Permit Contract Spender
Permit Contract Spender Single Tx
Permit Contract Spender Multiple Tx
Permit EOA Spender
Permit2
Single spender contract used by all protocols. Advantage over ERC-20 Permit is that it doesn't need changes to the token contract. More info.
Meta Transaction
With meta transactions (ERC-2771), the token implementation trusts a forwarder contract to feed it transactions to save gas fees for the EOA. The token contract treats method calls from the forwarder as if they were called by the EOA directly.
It is assumed that the forwarder contract verifies off-chain signatures by the user, but it's not verified by the token contract. If the relayer fails to verify the owner's signature, we treat that as a vulnerability of the token contract, since it's the token contract that chooses to trust the relayer.
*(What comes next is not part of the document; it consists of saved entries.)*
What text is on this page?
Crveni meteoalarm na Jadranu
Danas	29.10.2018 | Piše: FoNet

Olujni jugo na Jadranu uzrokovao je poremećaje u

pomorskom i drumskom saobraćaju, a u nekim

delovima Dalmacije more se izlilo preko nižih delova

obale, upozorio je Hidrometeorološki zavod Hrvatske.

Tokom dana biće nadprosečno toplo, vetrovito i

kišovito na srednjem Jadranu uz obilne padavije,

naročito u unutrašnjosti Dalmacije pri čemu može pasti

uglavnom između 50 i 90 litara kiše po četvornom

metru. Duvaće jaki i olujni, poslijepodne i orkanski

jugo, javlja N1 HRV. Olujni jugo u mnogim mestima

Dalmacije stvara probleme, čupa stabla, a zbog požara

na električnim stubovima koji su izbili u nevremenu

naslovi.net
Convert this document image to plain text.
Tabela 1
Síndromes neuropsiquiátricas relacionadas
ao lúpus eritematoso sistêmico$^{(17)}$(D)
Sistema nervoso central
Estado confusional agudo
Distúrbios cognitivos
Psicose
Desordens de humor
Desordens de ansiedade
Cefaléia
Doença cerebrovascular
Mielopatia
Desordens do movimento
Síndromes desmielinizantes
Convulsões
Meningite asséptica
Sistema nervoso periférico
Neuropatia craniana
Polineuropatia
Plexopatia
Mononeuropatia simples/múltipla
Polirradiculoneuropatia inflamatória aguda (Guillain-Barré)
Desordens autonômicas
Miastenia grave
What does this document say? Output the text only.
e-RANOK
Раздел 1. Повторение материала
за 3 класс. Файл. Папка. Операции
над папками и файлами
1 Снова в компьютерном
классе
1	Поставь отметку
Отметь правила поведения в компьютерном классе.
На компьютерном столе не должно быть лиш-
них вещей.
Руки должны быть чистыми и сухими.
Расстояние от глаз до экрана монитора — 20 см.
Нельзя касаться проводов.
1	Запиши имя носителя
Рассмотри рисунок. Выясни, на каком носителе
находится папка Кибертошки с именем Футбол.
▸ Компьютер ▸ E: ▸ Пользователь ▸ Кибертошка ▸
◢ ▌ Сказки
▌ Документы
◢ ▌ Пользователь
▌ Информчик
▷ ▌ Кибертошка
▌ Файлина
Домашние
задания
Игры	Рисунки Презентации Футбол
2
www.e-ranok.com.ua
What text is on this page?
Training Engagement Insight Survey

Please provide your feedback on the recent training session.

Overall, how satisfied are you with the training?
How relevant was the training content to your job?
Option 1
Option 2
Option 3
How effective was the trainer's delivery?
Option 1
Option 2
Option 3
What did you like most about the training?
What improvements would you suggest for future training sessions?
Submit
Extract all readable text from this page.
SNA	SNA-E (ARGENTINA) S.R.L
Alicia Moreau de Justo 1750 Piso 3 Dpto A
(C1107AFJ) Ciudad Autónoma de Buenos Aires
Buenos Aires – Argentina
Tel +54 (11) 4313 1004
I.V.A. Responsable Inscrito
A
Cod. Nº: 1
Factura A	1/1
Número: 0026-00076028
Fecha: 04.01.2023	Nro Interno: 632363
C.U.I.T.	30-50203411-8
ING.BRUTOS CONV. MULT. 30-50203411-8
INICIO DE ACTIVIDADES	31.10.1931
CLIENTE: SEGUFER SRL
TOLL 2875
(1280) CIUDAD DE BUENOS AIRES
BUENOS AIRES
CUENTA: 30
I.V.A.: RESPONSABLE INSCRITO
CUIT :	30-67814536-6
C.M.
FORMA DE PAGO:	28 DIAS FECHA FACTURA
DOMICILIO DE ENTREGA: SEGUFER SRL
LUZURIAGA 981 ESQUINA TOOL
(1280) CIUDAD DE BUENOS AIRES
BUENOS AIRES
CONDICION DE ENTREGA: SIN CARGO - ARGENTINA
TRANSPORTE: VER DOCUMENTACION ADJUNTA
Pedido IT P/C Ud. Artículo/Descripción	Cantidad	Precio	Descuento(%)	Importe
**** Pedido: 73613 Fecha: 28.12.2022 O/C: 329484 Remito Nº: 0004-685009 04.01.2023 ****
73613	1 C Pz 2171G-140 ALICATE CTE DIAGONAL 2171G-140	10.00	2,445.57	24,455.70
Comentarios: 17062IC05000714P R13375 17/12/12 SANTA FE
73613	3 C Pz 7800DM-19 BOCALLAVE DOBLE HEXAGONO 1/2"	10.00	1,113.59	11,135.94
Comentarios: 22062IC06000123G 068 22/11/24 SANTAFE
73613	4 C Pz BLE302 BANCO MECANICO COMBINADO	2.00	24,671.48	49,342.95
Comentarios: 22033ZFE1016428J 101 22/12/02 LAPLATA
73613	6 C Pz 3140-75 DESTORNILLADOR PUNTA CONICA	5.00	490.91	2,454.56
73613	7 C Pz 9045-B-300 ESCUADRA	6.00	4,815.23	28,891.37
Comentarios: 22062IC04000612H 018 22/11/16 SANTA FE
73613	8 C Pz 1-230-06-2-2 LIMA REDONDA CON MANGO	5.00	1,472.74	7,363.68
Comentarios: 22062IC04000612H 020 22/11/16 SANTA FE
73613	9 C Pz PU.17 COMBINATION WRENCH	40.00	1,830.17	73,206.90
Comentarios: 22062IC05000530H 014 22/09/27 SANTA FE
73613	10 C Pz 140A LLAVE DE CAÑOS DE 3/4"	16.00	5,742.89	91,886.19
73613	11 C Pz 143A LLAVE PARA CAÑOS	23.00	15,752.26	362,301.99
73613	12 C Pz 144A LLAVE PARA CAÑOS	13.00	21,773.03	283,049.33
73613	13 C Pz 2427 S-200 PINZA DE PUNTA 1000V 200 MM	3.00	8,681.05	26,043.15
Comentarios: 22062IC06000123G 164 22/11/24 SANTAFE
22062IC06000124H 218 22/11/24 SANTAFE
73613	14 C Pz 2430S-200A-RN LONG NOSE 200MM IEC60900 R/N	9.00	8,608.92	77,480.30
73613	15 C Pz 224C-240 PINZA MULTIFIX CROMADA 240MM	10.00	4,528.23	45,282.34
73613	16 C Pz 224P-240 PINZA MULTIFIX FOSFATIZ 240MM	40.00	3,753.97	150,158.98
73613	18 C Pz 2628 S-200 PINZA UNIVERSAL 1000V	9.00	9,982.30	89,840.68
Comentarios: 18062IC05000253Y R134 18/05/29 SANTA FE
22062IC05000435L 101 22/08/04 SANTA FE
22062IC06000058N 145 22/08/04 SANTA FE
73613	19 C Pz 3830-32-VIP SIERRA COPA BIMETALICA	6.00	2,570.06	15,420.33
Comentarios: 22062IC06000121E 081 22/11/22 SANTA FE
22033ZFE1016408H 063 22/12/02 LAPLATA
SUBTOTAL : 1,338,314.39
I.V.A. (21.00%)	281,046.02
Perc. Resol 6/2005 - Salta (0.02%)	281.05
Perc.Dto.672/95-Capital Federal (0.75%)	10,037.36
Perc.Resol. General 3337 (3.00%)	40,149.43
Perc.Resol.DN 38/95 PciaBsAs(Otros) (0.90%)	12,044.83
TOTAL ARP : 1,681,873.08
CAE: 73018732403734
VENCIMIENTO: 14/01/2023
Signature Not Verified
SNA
Meta Custom Token Transfer
Meta Custom Token Approval
Meta EOA spender
Token approval with meta transaction where the spender is an EOA. On the 2/A path, the approved spender transfers the token through a meta-transaction. On the 2/B path, the approved spender EOA transfers the token via a normal transaction.
Meta Contract Spender
Token approval with a meta transaction where the spender is a contract. On the 2/A path the spender contract itself allows meta transactions, so the spender transfers the token with a meta transaction. On the 2/B path, the spender transfers the token with a normal transaction.